On Tuesday, the Chicago City Council is expected to vote on Mayor Emanuel’s plan to establish a public-private  infrastructure trust to help fund future capital projects in the city.

It’s an innovative approach that’s drawn a mixture of praise, confusion and criticism.

But it’s exactly the kind of thing taxpayers may see more of in Chicago and in other cities around the globe. That’s because the challenges facing cities in the 21st century will require an entirely new approach to urban leadership.

That’s the thesis of some experts in urban policy, including Robin Hambleton.

Hambleton is a Professor of City Leadership at the University of the West of England in Bristol and is a leading expert in urban leadership in a globalizing world.

But he’s best known to Chicagoans for his tenure as Dean of the University of Illinois-Chicago’s College of Urban Planning and Public Affairs. Hambleton led the school and its respected Great Cities Institute from 2002-2007.

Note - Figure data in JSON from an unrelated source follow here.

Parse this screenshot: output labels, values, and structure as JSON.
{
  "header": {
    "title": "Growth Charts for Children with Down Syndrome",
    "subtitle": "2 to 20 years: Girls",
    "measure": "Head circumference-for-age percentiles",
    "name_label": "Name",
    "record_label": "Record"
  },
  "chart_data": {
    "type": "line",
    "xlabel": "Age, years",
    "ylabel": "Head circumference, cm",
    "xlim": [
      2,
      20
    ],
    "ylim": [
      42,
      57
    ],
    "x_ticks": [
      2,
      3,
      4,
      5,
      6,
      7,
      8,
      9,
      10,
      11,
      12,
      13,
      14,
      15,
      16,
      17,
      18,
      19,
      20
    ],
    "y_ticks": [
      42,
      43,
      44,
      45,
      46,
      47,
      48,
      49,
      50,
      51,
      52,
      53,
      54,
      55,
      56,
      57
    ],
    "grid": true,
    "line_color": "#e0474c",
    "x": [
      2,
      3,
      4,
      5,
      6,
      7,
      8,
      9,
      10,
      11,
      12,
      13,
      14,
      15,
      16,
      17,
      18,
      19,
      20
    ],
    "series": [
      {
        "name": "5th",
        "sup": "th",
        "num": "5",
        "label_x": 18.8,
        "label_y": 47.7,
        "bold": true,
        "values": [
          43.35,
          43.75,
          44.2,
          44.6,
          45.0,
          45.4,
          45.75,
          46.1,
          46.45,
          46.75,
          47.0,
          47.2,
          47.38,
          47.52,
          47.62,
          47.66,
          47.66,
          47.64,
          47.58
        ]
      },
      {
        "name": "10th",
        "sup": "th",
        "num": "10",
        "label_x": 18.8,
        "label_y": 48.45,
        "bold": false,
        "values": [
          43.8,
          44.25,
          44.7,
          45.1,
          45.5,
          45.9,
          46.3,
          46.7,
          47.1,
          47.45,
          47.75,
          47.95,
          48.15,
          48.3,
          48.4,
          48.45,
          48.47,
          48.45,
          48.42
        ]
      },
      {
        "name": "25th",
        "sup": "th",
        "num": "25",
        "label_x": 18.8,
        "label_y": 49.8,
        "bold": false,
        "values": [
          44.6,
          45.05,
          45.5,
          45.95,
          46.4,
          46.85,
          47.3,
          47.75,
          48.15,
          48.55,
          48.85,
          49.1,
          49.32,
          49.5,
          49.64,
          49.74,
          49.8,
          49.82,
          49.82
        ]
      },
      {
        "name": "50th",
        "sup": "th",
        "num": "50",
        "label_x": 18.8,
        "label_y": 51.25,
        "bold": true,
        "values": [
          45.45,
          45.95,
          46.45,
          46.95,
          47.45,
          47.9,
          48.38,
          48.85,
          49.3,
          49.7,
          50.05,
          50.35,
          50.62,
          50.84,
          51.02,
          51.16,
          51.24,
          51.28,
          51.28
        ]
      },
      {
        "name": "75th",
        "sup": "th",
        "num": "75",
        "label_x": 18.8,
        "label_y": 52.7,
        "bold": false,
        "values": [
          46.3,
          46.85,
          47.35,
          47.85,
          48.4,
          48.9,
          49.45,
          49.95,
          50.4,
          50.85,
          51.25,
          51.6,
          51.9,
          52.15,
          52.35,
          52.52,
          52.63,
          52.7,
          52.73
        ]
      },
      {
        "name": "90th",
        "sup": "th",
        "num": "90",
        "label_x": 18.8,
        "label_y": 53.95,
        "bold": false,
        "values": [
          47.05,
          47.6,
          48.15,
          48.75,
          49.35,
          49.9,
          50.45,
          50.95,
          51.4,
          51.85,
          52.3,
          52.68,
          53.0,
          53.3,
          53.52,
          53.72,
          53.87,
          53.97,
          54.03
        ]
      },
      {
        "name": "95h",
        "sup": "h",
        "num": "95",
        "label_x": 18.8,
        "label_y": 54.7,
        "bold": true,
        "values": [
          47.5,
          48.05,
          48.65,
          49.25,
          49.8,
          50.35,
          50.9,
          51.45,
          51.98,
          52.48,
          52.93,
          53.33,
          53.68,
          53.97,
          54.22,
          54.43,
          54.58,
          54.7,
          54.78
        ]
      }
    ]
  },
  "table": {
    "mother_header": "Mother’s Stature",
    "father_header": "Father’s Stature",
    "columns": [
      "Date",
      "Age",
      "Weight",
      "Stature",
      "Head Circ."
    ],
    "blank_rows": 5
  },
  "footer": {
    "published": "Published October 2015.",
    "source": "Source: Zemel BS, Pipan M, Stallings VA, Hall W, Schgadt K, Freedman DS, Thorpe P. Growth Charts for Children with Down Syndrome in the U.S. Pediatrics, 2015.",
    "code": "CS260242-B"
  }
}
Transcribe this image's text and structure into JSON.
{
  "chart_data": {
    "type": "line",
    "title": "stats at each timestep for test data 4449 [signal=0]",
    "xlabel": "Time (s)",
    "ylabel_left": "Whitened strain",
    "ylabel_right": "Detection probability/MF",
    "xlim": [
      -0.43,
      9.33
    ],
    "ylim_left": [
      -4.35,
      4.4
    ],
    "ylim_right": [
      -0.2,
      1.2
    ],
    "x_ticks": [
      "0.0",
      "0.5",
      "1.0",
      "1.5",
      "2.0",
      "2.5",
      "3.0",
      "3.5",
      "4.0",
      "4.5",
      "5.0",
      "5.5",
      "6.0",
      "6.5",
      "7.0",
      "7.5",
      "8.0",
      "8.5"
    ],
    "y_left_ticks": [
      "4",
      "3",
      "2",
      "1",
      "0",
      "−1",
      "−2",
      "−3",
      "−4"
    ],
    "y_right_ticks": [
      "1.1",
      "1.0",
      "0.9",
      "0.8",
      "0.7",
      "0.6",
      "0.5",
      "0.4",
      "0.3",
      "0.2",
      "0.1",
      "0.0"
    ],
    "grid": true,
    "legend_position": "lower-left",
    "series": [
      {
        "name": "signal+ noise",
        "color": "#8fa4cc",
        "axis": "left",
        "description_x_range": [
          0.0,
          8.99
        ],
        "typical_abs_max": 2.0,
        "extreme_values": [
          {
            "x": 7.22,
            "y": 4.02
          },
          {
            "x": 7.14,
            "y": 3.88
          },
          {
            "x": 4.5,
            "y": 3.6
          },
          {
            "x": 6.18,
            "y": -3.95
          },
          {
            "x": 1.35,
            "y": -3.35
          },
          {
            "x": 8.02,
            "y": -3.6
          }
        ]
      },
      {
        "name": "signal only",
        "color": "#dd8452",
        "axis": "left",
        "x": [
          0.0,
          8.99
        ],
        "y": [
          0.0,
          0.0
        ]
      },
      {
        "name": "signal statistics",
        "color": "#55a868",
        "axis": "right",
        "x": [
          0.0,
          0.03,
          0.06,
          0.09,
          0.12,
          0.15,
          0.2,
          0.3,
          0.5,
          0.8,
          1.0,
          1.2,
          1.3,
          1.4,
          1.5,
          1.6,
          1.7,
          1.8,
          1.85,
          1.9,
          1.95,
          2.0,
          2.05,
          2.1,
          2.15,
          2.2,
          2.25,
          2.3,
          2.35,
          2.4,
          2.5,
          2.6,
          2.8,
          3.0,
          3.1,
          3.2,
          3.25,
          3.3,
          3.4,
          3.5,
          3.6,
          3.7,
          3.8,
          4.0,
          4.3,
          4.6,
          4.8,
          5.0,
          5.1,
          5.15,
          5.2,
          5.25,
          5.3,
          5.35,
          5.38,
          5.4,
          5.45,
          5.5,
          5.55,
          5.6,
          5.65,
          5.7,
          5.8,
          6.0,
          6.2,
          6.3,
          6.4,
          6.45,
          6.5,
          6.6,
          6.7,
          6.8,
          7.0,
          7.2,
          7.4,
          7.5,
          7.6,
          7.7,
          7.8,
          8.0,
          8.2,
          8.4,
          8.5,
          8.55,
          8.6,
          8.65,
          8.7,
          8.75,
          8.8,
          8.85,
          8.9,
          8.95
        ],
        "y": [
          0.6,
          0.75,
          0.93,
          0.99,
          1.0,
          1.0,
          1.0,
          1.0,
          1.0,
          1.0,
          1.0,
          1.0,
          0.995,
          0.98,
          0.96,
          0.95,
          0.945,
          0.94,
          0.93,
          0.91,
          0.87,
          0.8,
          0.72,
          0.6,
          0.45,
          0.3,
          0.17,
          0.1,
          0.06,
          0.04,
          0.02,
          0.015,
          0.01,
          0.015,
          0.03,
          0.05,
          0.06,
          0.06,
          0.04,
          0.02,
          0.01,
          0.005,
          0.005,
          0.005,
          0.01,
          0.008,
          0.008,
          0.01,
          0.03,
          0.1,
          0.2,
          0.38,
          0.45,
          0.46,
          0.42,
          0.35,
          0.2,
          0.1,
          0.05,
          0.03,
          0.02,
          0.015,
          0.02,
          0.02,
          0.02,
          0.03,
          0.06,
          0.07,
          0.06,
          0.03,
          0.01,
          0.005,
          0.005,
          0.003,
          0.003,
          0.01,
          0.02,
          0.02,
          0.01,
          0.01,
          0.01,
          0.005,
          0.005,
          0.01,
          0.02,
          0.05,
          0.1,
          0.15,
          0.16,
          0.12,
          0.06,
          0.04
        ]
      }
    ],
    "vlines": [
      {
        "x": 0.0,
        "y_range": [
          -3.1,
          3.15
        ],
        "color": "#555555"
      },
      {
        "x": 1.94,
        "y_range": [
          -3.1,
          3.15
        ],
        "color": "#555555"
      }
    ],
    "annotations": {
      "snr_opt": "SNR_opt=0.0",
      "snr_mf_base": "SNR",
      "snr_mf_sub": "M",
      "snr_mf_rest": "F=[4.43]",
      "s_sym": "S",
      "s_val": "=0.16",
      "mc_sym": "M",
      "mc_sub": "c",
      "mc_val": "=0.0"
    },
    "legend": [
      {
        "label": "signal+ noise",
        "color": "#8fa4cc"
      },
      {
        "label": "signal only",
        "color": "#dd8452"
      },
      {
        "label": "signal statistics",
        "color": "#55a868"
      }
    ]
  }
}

He’s back in Chicago Monday for a lecture at UIC in which he argues that municipal governments can’t go-it-alone anymore when it comes to facing challenges of poverty, global climate change, job creation, health care and infrastructure investment. The challenges are too great - and many of the forces driving them are no longer place-based. Think multinational corporations or environmental changes, for instance.

Managing the challenges and capitalizing on the opportunities, Hambleton argues, requres a shift from government to governance.  And he says the leaders who can effectively bring together public, private, civic, community and corporate entities to common solutions will have a leg up.